2023 Ignatian Hoya Recipient
Marley Simpson is from Sloatsburg, New York. Before coming to Georgetown Biomedical Graduate Education, Marley earned a B.S. in Public Health from Texas A&M University.
What community service activity has meant the most to you?
Growing up, I was always taught the importance of community service and selflessly helping others, but it wasn’t until becoming involved in the ambulance corps that I saw firsthand how many members of the community can be suffering day in and day out without anyone knowing. Yes, I experienced a fair share of acute medical emergencies, but more often than not it was a call for an individual with underlying mental health concerns many times struggling with addiction as well. This was hidden very well from the public and I didn’t know just how prevalent it was until this point. It really opened my eyes and challenged the perspective I had on my community.
Going on any call was emotionally taxing, but it was these, where I was able to get someone the help they needed when they were at their lowest, that stuck with me the most. Being a part of the emergency services community showcased just how many people are out there lacking the mental health support they need, and many times you don’t see it until it’s too late.

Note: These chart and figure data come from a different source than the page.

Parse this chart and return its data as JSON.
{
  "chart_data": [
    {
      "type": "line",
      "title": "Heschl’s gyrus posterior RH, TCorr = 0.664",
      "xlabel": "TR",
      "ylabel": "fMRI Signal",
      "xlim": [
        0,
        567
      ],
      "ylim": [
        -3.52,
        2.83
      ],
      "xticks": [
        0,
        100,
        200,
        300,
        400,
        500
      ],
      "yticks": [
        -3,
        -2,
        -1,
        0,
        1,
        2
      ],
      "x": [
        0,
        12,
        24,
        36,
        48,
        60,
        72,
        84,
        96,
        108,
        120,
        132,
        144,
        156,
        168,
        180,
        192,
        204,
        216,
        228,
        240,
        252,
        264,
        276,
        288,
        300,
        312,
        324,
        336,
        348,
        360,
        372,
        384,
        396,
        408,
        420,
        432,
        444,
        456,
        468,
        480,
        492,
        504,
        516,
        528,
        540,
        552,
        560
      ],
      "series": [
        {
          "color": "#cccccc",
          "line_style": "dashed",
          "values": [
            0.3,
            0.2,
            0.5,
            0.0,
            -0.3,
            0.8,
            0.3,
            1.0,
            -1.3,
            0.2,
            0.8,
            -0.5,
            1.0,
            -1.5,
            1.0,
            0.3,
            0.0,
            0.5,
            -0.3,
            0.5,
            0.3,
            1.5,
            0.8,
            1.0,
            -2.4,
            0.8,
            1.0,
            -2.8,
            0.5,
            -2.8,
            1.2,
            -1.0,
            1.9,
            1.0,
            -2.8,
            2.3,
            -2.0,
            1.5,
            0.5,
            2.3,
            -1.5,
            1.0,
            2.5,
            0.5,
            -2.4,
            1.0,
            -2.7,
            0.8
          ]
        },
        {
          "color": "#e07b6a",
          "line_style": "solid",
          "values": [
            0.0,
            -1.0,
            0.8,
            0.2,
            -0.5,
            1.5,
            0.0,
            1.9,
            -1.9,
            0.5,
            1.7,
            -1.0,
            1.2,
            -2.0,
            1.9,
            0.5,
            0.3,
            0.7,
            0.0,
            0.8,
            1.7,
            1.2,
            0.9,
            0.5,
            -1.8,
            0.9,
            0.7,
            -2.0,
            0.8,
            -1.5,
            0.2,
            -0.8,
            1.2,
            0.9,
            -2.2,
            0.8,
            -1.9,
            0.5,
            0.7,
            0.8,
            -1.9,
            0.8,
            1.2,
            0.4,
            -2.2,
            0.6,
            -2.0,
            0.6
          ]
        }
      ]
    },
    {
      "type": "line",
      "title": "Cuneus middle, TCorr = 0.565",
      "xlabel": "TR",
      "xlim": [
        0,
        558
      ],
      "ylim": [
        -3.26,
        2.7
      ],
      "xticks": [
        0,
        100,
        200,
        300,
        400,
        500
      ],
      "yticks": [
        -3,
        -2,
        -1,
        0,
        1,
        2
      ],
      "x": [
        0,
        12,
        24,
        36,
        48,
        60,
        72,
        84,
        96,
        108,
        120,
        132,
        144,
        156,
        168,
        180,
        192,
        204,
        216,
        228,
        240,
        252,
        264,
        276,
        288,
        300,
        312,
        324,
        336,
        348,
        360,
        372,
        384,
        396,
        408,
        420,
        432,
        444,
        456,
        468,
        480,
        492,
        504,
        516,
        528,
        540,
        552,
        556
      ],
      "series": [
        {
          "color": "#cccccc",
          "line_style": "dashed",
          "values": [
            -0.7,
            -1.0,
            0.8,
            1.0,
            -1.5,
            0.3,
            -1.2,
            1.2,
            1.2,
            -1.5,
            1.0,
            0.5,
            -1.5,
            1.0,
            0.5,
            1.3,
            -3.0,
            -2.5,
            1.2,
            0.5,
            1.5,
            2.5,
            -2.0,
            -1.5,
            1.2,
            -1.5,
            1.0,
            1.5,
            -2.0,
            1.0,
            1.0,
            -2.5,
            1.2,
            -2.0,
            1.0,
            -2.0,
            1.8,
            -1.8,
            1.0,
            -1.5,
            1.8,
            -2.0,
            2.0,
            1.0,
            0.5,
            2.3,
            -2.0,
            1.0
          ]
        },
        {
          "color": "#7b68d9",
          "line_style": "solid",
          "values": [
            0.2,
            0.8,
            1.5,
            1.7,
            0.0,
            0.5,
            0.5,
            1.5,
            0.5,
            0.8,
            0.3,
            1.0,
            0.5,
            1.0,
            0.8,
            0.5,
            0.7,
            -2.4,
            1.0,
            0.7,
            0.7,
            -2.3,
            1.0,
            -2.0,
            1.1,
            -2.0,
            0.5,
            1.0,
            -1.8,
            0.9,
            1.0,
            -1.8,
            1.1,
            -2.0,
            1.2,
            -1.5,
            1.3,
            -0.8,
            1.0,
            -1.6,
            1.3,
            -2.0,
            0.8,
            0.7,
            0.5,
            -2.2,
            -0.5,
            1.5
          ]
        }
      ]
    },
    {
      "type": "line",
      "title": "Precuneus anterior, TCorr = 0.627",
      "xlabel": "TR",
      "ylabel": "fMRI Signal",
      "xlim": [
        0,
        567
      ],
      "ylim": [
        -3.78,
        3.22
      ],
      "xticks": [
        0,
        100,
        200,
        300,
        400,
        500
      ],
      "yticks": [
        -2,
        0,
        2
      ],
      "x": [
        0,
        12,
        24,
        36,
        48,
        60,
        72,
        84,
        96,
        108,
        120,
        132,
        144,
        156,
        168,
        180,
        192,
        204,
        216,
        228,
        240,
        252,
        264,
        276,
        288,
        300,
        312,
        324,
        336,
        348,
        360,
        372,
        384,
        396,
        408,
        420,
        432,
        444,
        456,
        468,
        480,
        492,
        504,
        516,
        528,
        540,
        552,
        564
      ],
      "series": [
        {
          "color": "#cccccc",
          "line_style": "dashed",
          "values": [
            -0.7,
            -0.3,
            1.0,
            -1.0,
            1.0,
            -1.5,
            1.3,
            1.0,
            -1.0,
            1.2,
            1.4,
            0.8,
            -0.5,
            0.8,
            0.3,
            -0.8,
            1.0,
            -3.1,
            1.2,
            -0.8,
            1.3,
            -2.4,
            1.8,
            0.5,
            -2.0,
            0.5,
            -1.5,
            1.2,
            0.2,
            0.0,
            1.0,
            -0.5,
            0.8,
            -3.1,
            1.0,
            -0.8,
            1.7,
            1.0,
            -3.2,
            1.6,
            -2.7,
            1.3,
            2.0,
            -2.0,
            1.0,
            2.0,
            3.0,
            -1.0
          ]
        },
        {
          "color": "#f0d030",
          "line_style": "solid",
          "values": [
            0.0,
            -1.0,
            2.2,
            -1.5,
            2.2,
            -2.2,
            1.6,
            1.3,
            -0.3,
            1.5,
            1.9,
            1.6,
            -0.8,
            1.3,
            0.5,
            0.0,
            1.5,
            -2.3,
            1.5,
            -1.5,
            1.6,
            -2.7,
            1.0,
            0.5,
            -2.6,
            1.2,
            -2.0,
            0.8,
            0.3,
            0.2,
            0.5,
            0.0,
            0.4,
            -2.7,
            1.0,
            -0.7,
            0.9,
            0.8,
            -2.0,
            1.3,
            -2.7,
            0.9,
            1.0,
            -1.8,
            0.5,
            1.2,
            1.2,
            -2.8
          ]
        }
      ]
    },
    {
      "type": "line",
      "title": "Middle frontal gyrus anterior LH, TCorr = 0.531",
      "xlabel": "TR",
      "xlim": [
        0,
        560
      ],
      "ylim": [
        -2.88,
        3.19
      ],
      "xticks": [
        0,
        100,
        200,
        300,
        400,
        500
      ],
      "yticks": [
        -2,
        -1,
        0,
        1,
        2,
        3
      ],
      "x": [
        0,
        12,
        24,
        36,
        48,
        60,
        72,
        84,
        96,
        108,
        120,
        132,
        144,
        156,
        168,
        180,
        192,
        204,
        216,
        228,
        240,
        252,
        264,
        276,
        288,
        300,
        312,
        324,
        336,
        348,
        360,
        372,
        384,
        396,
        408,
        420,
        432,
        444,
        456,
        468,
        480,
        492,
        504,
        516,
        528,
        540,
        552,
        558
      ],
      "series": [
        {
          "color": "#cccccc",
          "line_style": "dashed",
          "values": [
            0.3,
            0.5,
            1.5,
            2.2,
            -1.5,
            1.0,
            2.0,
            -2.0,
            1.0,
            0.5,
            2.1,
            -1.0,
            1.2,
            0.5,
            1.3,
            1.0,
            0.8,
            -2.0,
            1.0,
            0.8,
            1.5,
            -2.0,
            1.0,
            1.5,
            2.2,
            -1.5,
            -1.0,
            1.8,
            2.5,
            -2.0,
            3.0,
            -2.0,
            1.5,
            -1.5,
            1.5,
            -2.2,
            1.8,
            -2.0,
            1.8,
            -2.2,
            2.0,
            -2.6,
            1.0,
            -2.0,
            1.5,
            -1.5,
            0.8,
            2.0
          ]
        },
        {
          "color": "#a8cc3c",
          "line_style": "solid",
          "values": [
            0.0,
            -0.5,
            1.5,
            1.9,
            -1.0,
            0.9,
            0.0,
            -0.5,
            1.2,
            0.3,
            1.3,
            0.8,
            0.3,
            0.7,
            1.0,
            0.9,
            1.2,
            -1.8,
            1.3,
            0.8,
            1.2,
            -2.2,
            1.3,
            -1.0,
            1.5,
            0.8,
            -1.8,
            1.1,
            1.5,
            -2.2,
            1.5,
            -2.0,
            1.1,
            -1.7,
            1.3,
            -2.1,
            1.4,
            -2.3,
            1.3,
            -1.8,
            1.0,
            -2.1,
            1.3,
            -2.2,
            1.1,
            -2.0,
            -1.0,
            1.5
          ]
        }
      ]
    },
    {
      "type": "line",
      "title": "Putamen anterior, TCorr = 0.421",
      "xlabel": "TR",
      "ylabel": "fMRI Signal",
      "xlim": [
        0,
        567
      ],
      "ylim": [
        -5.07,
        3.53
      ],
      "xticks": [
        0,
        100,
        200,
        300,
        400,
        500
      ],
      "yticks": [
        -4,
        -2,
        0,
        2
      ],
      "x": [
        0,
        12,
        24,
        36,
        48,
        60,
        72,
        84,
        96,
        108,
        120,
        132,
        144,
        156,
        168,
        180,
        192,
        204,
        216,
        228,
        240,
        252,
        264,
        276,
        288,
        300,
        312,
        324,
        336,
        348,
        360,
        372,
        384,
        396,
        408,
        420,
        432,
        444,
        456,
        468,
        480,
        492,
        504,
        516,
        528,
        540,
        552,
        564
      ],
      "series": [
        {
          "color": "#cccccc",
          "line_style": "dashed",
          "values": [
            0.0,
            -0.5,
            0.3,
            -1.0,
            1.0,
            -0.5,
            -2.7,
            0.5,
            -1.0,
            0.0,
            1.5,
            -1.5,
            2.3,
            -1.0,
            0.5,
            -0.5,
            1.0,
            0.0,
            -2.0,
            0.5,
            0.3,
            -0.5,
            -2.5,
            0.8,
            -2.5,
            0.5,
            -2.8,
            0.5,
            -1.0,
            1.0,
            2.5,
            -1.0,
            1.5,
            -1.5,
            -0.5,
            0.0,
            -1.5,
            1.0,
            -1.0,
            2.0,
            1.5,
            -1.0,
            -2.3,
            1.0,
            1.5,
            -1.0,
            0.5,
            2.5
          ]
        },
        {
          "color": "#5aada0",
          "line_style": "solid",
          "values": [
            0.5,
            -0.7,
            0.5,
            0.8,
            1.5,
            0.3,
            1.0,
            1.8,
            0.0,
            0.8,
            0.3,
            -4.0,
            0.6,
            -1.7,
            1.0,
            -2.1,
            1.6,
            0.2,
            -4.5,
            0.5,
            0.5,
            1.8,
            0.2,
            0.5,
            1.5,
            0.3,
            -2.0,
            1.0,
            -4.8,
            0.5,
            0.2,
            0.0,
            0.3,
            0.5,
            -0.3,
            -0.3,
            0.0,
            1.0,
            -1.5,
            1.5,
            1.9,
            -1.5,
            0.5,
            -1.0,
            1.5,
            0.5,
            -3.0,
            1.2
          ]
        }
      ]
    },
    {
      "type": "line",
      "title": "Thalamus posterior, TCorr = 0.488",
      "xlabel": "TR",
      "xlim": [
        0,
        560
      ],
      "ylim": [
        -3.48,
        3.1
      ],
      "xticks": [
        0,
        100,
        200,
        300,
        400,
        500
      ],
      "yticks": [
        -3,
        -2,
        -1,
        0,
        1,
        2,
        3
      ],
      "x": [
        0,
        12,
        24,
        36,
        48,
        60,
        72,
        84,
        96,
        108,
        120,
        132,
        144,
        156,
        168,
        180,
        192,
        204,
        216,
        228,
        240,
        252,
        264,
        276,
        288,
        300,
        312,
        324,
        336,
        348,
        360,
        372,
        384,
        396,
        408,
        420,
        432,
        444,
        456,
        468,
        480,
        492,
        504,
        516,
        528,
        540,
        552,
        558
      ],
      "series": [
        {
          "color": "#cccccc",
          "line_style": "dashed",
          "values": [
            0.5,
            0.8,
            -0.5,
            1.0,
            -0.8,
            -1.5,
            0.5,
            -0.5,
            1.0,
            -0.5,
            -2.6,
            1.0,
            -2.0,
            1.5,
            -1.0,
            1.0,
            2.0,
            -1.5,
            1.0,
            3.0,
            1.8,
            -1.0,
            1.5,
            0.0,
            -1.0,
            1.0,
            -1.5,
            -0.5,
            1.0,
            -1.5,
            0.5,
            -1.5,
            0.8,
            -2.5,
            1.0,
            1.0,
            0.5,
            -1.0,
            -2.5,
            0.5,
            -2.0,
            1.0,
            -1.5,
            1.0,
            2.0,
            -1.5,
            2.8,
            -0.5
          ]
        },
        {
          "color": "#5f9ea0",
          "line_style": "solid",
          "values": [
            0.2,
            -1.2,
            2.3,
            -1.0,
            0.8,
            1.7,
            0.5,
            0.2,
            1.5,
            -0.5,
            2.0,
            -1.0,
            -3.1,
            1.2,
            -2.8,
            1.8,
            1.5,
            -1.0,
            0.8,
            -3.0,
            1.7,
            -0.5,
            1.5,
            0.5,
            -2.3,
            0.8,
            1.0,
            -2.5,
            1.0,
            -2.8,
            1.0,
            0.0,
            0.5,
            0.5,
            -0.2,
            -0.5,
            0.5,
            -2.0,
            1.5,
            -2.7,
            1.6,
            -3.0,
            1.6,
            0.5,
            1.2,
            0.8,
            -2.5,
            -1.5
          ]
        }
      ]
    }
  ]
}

What led you to pursue graduate studies?
Going into college, I was on a pre-professional track, so I always had the mindset that I would be continuing my education post-undergrad. When I decided against veterinary school, I changed my major to public health. While getting my bachelor’s, I quickly realized that many of the positions within the public health field outside of the general entry-level positions required a higher-level degree.
What is your academic focus? What sparked your interest in it?
I chose the M.S. in Biohazardous Threat Agents & Emerging Infectious Diseases because it combines both my interests in health and science with law enforcement. Academically, I have always had a health science focus, and that led me to public health. During my studies, I took an emergency management class which introduced me to the workings of federal government and CBRN threats. I was also able to take an introduction to biodefense course. I really enjoyed both of these courses, and that’s when I realized there was a field that combined both of my interests!
Why did you choose Georgetown BGE?
There are very few programs in the country that offer programs in this field, and all have a slightly different focus. Georgetown’s curriculum lined up the closest with my interests and was in the perfect location. What better place to learn about biodefense than in the nation’s capital! As opposed to many other universities, a majority of the professors are professionals with real-life experience working in the field. In addition to this, guest speakers are frequently brought in, giving us the opportunity to network and learn about the different subjects and agencies that we are being taught about directly from the source.